What is the derivative of $(b-1)\ln(1-x^a)$ with respect to $a$?

I found that answer will be $\frac{-(b-1) x^a\ln(x)}{1-x^a}$.

But I do not understand why there is $\ln x$ in the partial derivation.

Please help.

Answer 1

We can easily differentiate until this point: $$\frac\partial{\partial a}(b-1)\ln(1-x^a)=(b-1)\cdot\frac1{1-x^a}\cdot\frac\partial{\partial a}(1-x^a)$$ But what is the last term?
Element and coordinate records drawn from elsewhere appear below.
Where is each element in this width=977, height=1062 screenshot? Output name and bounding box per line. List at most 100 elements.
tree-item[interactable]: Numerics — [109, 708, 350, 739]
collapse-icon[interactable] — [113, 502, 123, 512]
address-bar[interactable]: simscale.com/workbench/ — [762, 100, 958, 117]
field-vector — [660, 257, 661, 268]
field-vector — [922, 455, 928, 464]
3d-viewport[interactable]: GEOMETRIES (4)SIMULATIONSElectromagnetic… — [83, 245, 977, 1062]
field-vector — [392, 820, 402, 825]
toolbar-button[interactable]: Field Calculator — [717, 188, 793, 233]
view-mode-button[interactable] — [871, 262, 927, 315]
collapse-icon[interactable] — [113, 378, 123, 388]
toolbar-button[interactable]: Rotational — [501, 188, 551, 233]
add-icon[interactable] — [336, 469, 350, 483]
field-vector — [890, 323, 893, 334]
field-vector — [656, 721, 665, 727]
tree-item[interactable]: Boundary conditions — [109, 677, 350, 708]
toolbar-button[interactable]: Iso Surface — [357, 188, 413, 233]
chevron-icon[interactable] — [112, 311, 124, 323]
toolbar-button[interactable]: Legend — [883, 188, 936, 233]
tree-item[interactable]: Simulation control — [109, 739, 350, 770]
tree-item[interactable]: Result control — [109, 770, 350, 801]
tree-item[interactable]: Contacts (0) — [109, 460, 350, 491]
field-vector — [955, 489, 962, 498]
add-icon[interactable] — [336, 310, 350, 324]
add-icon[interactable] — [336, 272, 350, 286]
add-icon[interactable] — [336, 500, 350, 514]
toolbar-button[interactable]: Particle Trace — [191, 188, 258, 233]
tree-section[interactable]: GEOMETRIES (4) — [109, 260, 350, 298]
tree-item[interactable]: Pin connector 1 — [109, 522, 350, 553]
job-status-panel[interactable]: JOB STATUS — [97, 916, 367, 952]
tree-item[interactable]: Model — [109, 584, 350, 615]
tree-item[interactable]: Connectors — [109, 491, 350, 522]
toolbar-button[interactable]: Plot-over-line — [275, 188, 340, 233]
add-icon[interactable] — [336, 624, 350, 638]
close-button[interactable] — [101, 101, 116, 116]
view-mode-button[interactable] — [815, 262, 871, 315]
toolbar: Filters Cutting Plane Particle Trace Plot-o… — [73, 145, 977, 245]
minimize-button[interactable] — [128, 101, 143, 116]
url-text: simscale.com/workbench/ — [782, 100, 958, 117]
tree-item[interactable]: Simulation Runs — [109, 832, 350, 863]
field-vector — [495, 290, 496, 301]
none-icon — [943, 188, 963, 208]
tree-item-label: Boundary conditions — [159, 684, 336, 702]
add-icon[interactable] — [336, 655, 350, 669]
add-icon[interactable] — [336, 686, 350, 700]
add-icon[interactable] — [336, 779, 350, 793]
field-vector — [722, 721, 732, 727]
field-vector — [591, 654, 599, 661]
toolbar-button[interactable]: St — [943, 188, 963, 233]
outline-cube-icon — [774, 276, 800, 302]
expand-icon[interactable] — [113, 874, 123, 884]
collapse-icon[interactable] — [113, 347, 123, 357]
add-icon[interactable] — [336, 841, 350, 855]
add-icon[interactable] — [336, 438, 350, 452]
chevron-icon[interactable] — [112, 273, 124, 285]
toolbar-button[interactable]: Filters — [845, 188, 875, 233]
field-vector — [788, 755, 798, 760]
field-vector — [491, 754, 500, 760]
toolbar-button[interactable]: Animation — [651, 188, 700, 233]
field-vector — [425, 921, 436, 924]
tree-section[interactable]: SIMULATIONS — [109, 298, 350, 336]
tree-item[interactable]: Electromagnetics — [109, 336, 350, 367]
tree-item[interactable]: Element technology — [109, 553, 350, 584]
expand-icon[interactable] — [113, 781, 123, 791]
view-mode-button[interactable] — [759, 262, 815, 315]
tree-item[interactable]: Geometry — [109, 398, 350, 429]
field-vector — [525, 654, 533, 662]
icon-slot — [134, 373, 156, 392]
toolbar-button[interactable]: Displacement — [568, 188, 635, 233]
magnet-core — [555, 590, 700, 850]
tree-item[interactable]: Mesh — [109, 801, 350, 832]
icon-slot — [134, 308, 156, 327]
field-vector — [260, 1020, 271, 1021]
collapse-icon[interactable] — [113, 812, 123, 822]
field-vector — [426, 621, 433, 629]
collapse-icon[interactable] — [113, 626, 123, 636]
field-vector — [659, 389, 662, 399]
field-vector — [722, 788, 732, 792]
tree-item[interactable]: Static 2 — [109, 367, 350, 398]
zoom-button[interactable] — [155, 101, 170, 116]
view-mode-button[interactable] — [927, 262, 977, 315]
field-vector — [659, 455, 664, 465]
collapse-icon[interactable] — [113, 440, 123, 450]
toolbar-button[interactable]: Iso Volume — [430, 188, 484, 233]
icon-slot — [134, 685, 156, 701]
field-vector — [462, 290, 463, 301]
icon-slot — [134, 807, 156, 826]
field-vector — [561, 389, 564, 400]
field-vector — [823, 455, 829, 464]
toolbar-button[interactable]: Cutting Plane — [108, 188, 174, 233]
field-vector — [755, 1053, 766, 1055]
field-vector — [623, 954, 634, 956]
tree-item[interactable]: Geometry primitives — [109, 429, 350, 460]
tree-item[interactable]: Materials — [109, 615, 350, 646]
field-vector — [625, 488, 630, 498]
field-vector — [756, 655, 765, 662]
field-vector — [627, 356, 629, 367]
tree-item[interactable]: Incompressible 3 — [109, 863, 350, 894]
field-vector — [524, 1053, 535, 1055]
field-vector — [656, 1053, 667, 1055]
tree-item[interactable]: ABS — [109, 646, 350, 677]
We rewrite $x^a=e^{a\ln x}$, which differentiates to $e^{a\ln x}\ln x=x^a\ln x$, and this is where $\ln x$ comes from.

Answer 2

$f(a) =(b-1)\ln(1-x^{a})$, then $f(a) = (b-1)\ln(1-e^{a\ln(x)})$

Well $e^{a\ln(x)} = (e^{\ln(x)})^{a} = x^{a}$, then $( x^{a})' = (e^{a\ln(x)})' = ln(x)e^{a\ln(x)}=\ln(x)x^{a}$

So $f'(a) = (b-1) \frac{-\ln(x)x^{a}}{1-x^{a}}$